Uber drivers caused traffic disruptions during the Monday morning rush hour by forming a vehicle procession and driving to the offices of Brussels Minister President Rudi Vervoort, where they protested their lack of ability to operate freely in the Belgian capital.
The organisation that represents the drivers says that several vehicles belonging to drivers with Walloon and Flemish VVC licences (a type of licence given to chauffeur drivers) were impounded in Brussels at the end of last week. This may be in response to protests from traditional taxi drivers in which they called for Brussels to enforce its legislation that prevents all but some specific Uber drivers from operating.
“We know that drivers are deeply concerned about the recent enforcement by the Brussels government administration against their own colleagues,” an Uber spokesperson told The Brussels Times.
“In December, the Brussels Parliament was very clear on its intention to save the work of 2,000 drivers when it adopted the emergency ordinance (sparadrap). We remain committed to drivers while we work together with all parties in the sector towards a comprehensive reform that provides clarity for drivers and modern and reliable mobility for the citizens of Brussels.”
In protests from traditional taxi drivers on Tuesday and Thursday, they demanded that Brussels Mobility perform checks on Uber drivers to ensure they are operating legally in the capital.

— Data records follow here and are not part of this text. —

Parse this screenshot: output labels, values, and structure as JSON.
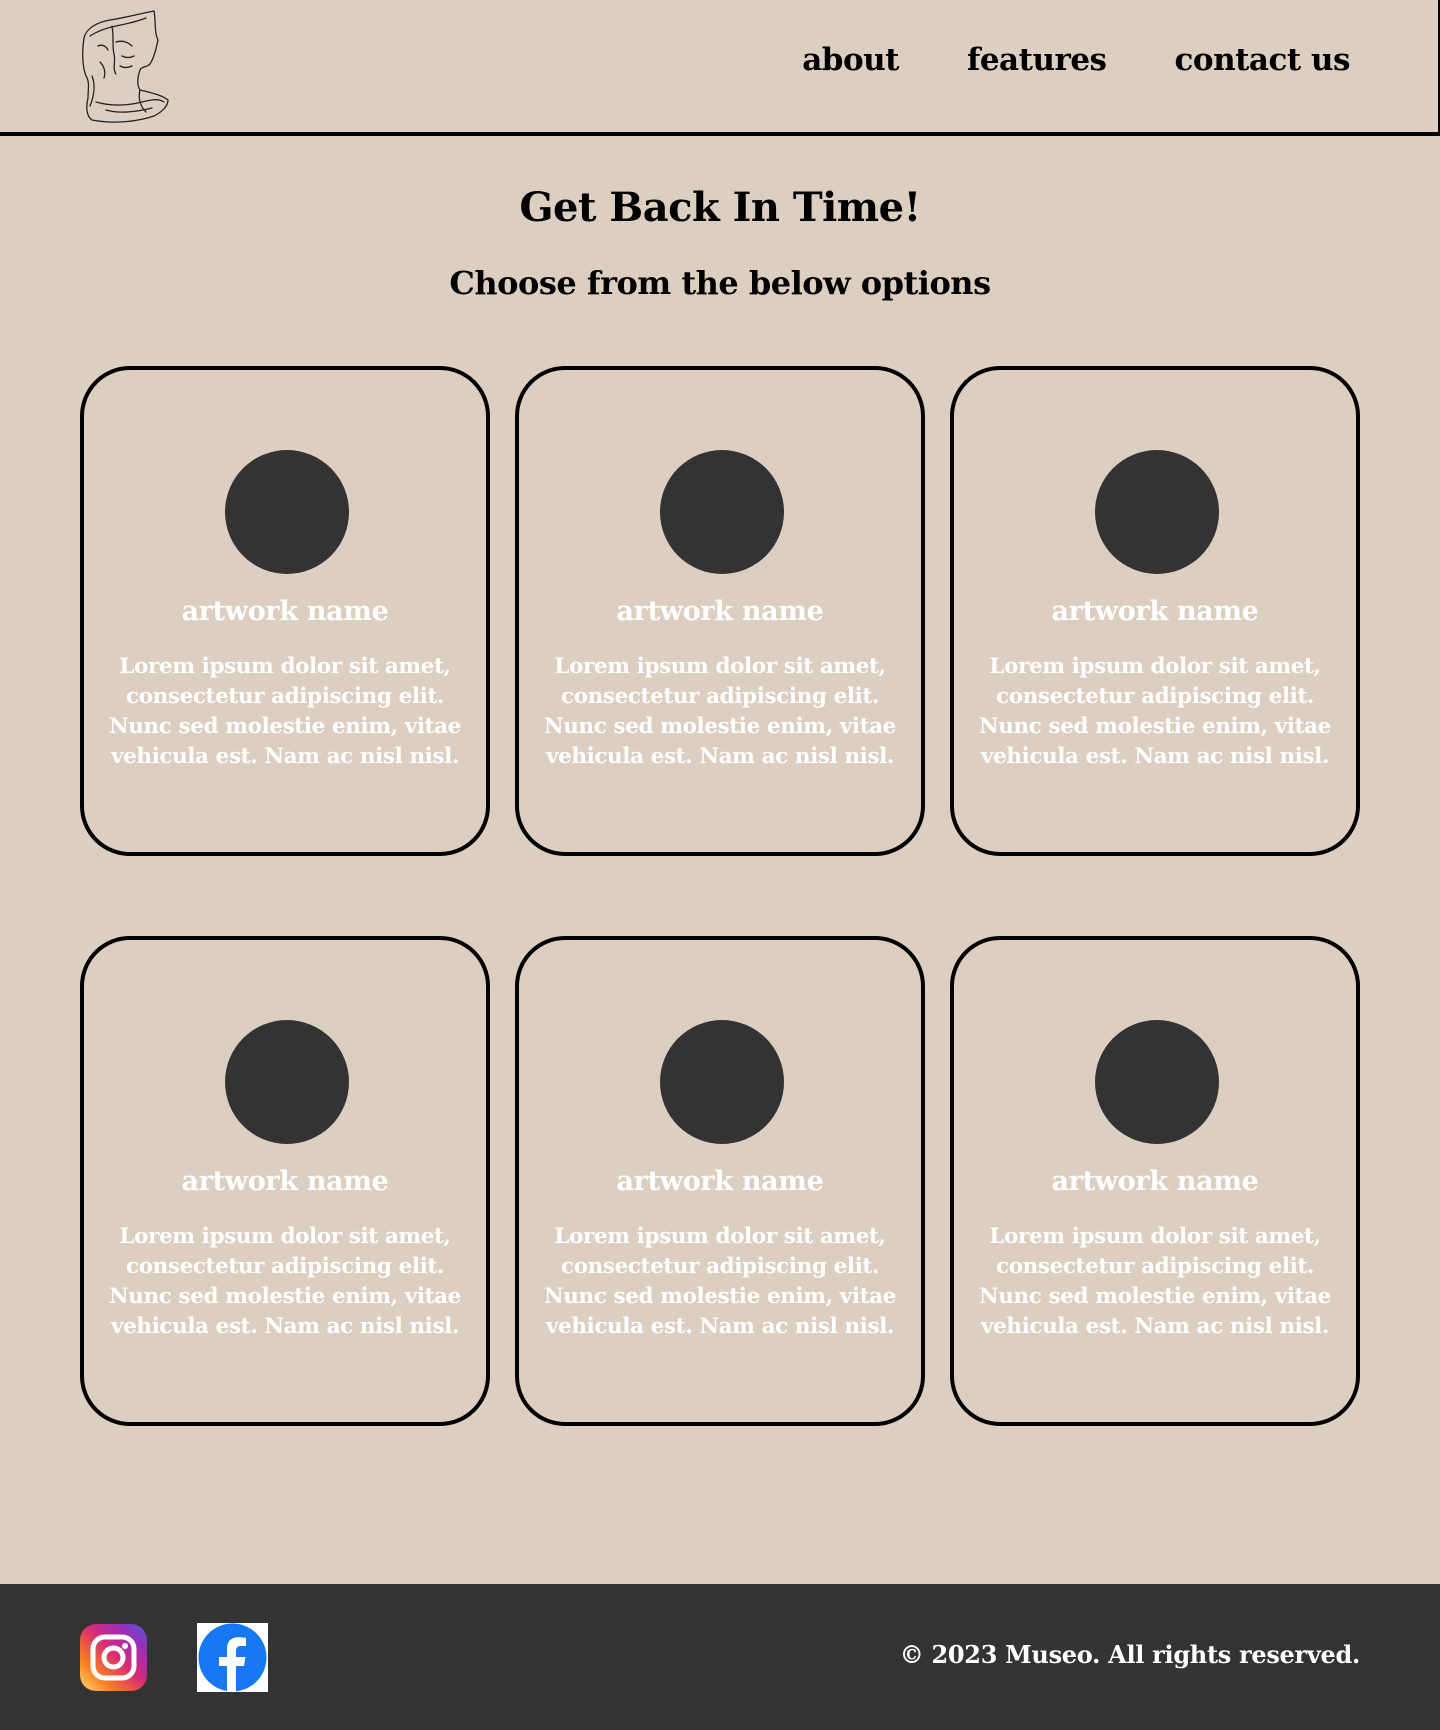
{
  "header": {
    "nav": [
      {
        "label": "about"
      },
      {
        "label": "features"
      },
      {
        "label": "contact us"
      }
    ]
  },
  "hero": {
    "title": "Get Back In Time!",
    "subtitle": "Choose from the below options"
  },
  "cards": [
    {
      "name": "artwork name",
      "description": "Lorem ipsum dolor sit amet, consectetur adipiscing elit. Nunc sed molestie enim, vitae vehicula est. Nam ac nisl nisl."
    },
    {
      "name": "artwork name",
      "description": "Lorem ipsum dolor sit amet, consectetur adipiscing elit. Nunc sed molestie enim, vitae vehicula est. Nam ac nisl nisl."
    },
    {
      "name": "artwork name",
      "description": "Lorem ipsum dolor sit amet, consectetur adipiscing elit. Nunc sed molestie enim, vitae vehicula est. Nam ac nisl nisl."
    },
    {
      "name": "artwork name",
      "description": "Lorem ipsum dolor sit amet, consectetur adipiscing elit. Nunc sed molestie enim, vitae vehicula est. Nam ac nisl nisl."
    },
    {
      "name": "artwork name",
      "description": "Lorem ipsum dolor sit amet, consectetur adipiscing elit. Nunc sed molestie enim, vitae vehicula est. Nam ac nisl nisl."
    },
    {
      "name": "artwork name",
      "description": "Lorem ipsum dolor sit amet, consectetur adipiscing elit. Nunc sed molestie enim, vitae vehicula est. Nam ac nisl nisl."
    }
  ],
  "footer": {
    "icons": [
      "instagram-icon",
      "facebook-icon"
    ],
    "copyright": "© 2023 Museo. All rights reserved."
  },
  "colors": {
    "background": "#dccfc1",
    "dark": "#333333",
    "text_light": "#ffffff",
    "facebook": "#1877f2"
  }
}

VVC drivers from Wallonia and Flanders are supposed to be prohibited from working in the area of the Brussels airport, or in Brussels itself, but traditional taxi drivers say that rule isn’t being respected or enforced.
Meanwhile, the organisation that represents Uber drivers is calling on VVC drivers of all regions and all licences to mobilise. They’re demanding that the vehicle seizures stop and that a solution be offered in which Walloon and Flemish drivers who have been working in Brussels for years are allowed to continue to do so.